«Je m'exprime à titre personnel. Depuis le 11 septembre et la guerre en Afghanistan, les aspects sécuritaires ont gagné en importance. Mais je ne pense pas que les Etats-Unis ont radicalement changé. Vous savez, c'est un vaste pays. Dans la vie de tous les jours, les Américains continuent à se suffire à eux-mêmes. Rares sont ceux concernés par le reste du monde.

Pour des raisons différentes, les intérêts des intellectuels américains rejoignent aujourd'hui ceux de l'Américain moyen. Ils ne veulent pas d'un Etat «big brother» qui les espionne. Ils n'acceptent pas que les aspects sécuritaires changent leur vie de tous les jours. Je voyage beaucoup aux Etats-Unis. Bien sûr, il y a un peu plus d'attente aux aéroports. Mais pour le reste, on est en voie de normalisation. On voit par exemple moins de drapeaux dans les rues qu'après le 11 septembre.

Pour moi, l'économie continue de primer aux yeux des Américains. La prochaine élection présidentielle n'échappera pas à cette règle. Si le porte-monnaie de l'électeur est plein, le président sortant est réélu. Je pense que George W. Bush n'aurait eu aucune chance s'il avait fallu voter à l'automne 2003. Aujourd'hui, l'embellie économique n'est pas complète. Par conséquent, il n'est pas non plus certain qu'il soit élu. Une économie en plein boom lui aurait assuré son poste.

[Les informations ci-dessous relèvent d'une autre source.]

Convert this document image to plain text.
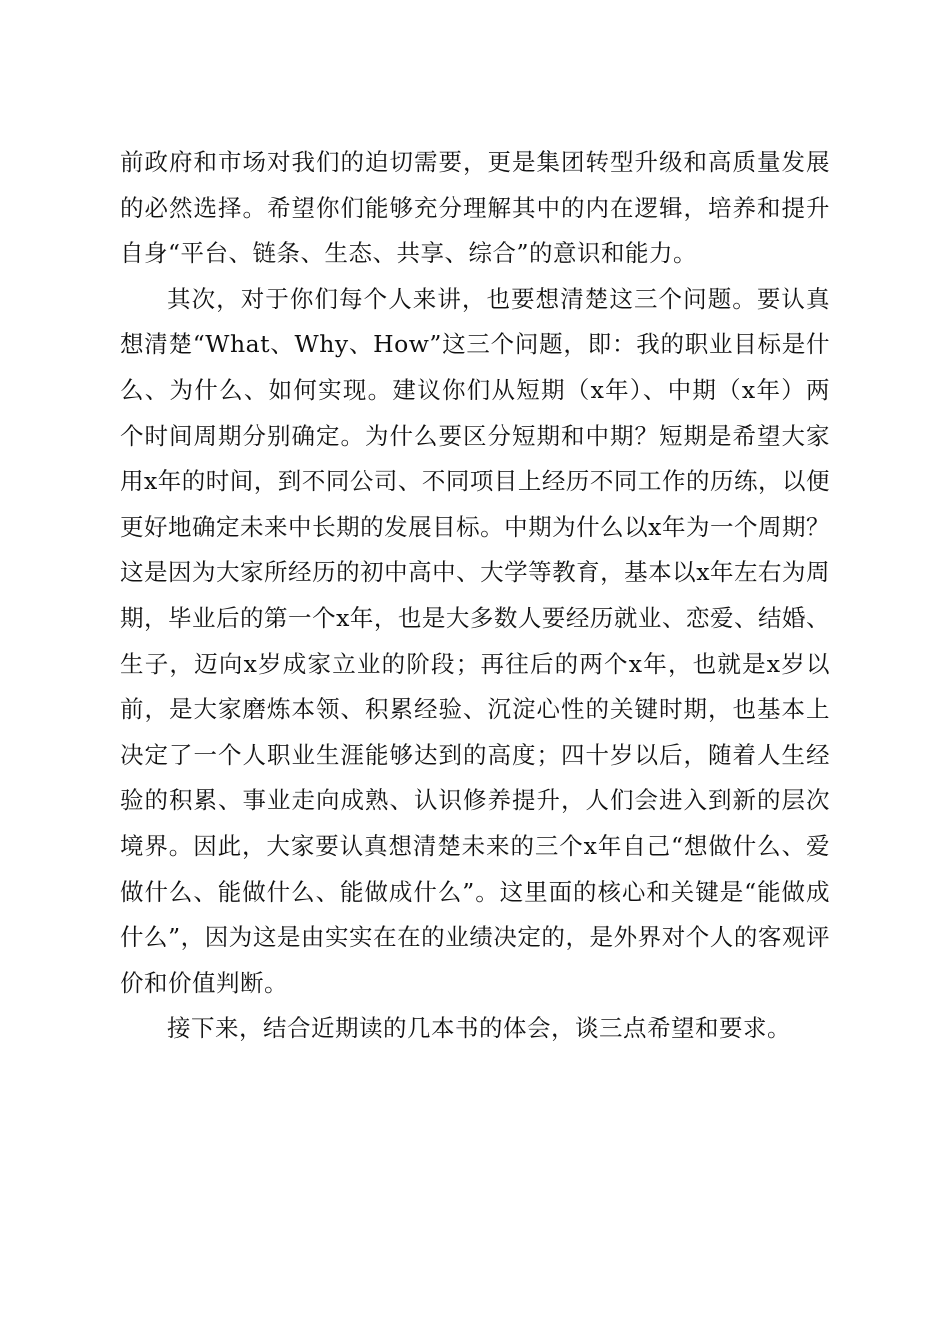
前政府和市场对我们的迫切需要，更是集团转型升级和高质量发展的必然选择。希望你们能够充分理解其中的内在逻辑，培养和提升自身“平台、链条、生态、共享、综合”的意识和能力。

其次，对于你们每个人来讲，也要想清楚这三个问题。要认真想清楚“What、Why、How”这三个问题，即：我的职业目标是什么、为什么、如何实现。建议你们从短期（x年）、中期（x年）两个时间周期分别确定。为什么要区分短期和中期？短期是希望大家用x年的时间，到不同公司、不同项目上经历不同工作的历练，以便更好地确定未来中长期的发展目标。中期为什么以x年为一个周期？这是因为大家所经历的初中高中、大学等教育，基本以x年左右为周期，毕业后的第一个x年，也是大多数人要经历就业、恋爱、结婚、生子，迈向x岁成家立业的阶段；再往后的两个x年，也就是x岁以前，是大家磨炼本领、积累经验、沉淀心性的关键时期，也基本上决定了一个人职业生涯能够达到的高度；四十岁以后，随着人生经验的积累、事业走向成熟、认识修养提升，人们会进入到新的层次境界。因此，大家要认真想清楚未来的三个x年自己“想做什么、爱做什么、能做什么、能做成什么”。这里面的核心和关键是“能做成什么”，因为这是由实实在在的业绩决定的，是外界对个人的客观评价和价值判断。

接下来，结合近期读的几本书的体会，谈三点希望和要求。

Seule l'économie change les choses en profondeur aux Etats-Unis. Prenez les ingénieurs de Silicon Valley. Ils portaient des vêtements «casual» tous les jours lorsque l'économie boomait au cours des années 90. Aujourd'hui, ils sont en costume-cravate avec l'espoir de garder leur job.

De manière générale, je suis partagé sur l'administration #Bush. Elle n'a pas réussi à prouver la présence d'armes de destruction massive en Irak. J'aurais préféré que l'on me dise la vérité. Que l'on est par exemple intervenu pour des raisons économiques ou liées au pétrole. D'un autre côté, je ne suis pas sûr que l'embargo imposé par l'ONU à l'Irak aurait suffi pour renverser Saddam Hussein. Chacun gère ses propres intérêts économiques. Dès lors, il n'est pas sûr que les Russes et les Français respectaient complètement cet embargo.»